After testing successfully on my development machine, I checked the file back in (sccs delget) and rebuilt the package. When I transferred the package to my staging server, the preinstall failed miserably with strange syntax originating at lines two and three of the above segment.

The first thing I questioned was whether there is some difference in versions of the time command between my development server and staging server, but it only took a second to prove that theory null and void.

After some mucking around, I discovered that the problem only exists when the source code was checked in to SCCS. This quickly lead me to realize that SCCS was expanding keywords in my DATESTAMP variable.

SCCS keywords allow you to have SCCS dynamically insert a revision, filename, check-in time, and other metadata when a file is checked in. By placing this into my checked out code:


#
# SCCS Revision Control:
#       %M%     %I%     %H% %T%
#

I end up with this when the code is checked-in:


#
# SCCS Revision Control:
#       preinstall     1.5     09/21/06 09:01:46
#

The problem is, SCCS by default does not stop at the header. It goes all the way through the code. In this case, it was hitting my DATESTAMP variable and changing its value, thus breaking my backup_file function.

It took some digging to find the solution, but I finally discovered the sccs admin command. Using this command I was able to specify that only the first ten lines of the file should be considered for keyword expansion using the following command:


# sccs admin -fs10 preinstal

After making this change, and checking the file back in, my problems were gone. The source stayed clean, and I was once again blissfully coding. My newly trained SCCS repository has been behaving wonderfully ever since.

Monday, September 18, 2006

To install links, or not to install links... That is the Question!

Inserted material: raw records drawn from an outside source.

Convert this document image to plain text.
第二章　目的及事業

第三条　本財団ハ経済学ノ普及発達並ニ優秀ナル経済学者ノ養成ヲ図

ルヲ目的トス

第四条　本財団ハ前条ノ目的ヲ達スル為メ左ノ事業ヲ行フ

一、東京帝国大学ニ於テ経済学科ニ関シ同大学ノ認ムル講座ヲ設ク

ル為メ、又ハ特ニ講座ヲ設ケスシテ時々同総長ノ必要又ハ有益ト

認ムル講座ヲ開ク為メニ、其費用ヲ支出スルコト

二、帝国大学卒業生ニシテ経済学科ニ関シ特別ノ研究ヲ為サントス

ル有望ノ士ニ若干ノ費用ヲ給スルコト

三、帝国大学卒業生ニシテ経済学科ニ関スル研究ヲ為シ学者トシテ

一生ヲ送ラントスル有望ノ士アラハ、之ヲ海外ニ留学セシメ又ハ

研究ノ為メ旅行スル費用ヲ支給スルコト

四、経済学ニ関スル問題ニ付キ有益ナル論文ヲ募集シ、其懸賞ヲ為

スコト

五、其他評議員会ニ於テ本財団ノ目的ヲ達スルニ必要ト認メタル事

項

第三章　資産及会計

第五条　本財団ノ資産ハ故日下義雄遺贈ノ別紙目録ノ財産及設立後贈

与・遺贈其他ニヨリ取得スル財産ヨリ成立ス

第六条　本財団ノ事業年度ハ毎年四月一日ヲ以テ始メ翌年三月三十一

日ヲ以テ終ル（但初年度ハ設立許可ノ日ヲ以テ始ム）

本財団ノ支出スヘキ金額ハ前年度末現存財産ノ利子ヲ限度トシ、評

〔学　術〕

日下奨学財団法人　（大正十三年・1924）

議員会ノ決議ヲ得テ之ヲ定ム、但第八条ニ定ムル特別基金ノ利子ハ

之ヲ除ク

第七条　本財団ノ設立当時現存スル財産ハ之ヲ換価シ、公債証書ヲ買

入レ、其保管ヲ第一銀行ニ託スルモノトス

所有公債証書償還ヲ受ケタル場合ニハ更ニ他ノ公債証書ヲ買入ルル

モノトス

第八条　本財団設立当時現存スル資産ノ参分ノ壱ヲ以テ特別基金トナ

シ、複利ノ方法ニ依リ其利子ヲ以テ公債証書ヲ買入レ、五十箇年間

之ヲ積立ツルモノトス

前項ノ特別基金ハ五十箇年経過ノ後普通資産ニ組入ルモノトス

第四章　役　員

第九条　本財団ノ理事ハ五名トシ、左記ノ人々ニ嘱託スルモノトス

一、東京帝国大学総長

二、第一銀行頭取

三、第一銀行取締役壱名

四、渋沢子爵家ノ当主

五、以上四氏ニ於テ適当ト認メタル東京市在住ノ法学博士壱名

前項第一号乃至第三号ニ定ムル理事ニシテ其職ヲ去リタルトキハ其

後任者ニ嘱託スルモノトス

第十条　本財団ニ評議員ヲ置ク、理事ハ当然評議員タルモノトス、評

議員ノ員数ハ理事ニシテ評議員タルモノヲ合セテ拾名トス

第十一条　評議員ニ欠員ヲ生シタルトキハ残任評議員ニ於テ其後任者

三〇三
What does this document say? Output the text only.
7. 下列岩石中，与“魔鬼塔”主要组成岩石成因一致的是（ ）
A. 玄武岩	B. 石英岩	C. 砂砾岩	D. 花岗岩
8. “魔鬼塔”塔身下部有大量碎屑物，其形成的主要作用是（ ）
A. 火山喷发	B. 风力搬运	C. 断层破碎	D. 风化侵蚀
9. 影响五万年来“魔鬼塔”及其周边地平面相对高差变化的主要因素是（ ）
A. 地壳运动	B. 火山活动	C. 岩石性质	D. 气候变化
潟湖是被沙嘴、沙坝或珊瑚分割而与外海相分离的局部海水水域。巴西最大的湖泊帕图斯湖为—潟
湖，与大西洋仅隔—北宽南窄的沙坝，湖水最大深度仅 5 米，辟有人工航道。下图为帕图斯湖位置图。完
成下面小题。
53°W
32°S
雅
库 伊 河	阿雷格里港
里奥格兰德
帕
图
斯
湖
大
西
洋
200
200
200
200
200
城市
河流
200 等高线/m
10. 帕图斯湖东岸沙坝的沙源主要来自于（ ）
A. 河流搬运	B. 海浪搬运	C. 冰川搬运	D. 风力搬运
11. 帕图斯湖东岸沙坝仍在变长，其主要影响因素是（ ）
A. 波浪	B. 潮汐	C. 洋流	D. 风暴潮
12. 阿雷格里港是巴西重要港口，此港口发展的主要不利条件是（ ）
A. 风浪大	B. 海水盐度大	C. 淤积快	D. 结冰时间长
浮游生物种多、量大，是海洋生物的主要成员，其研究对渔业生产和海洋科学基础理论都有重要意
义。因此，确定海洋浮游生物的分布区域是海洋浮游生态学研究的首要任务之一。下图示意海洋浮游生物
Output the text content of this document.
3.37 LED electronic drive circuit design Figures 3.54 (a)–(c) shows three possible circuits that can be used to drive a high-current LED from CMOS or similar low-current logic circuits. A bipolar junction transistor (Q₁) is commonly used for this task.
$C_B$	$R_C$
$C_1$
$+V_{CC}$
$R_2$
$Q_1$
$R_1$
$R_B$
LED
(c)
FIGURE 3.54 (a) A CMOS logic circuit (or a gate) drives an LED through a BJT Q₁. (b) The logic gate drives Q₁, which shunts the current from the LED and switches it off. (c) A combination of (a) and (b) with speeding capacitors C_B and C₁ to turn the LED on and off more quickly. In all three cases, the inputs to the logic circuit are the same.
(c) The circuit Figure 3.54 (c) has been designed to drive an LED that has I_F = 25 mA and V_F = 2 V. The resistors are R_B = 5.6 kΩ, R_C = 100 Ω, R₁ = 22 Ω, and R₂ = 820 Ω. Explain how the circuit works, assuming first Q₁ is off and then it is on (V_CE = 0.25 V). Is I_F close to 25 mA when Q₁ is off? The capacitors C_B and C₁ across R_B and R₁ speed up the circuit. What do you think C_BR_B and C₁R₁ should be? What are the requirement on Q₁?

I'm working on a package at the moment that integrates Oracle 9i / 10g startups with Solaris Resource Manager (SRM). One of its functions is providing init scripts to start and stop the database and listeners during reboots. Seems simple at first, but I ran into an interesting dilemma.

At my current site, Oracle is not an automated installation, and not part of our Jumpstart framework. The challenge this presents is that we do not want to install active run control links for software that is not yet installed on the system, but we want to be able to install these packages during the jumpstart.

Ideally, I'd like to see the rc scripts registered via pkgadd so they can be easily identified, and cleanly removed if the package is de-installed. In the end, I had to compromise, but I think it turned out pretty safe because I followed standards in use of those rc / init scripts and used a hard link.

Although it may sound odd at first glance, I chose not to include the rc links in my package prototype. The links are installed in a disabled mode (pre-pended underscore character) by a postinstall script. I chose this route because it creates a placeholder for the startup order I selected rather than hoping whoever does the installation gets it right. This eliminates inconsistency and human error.

Next, I created a preremove script. The preremove works by issuing a find command on the /etc/rc?.d scripts that looks for any files with an inode matching the init script's inode. If proper convention for using hard-links was followed, this method will find the associated rc scripts even if their startup order or link name are changed over the life of the system.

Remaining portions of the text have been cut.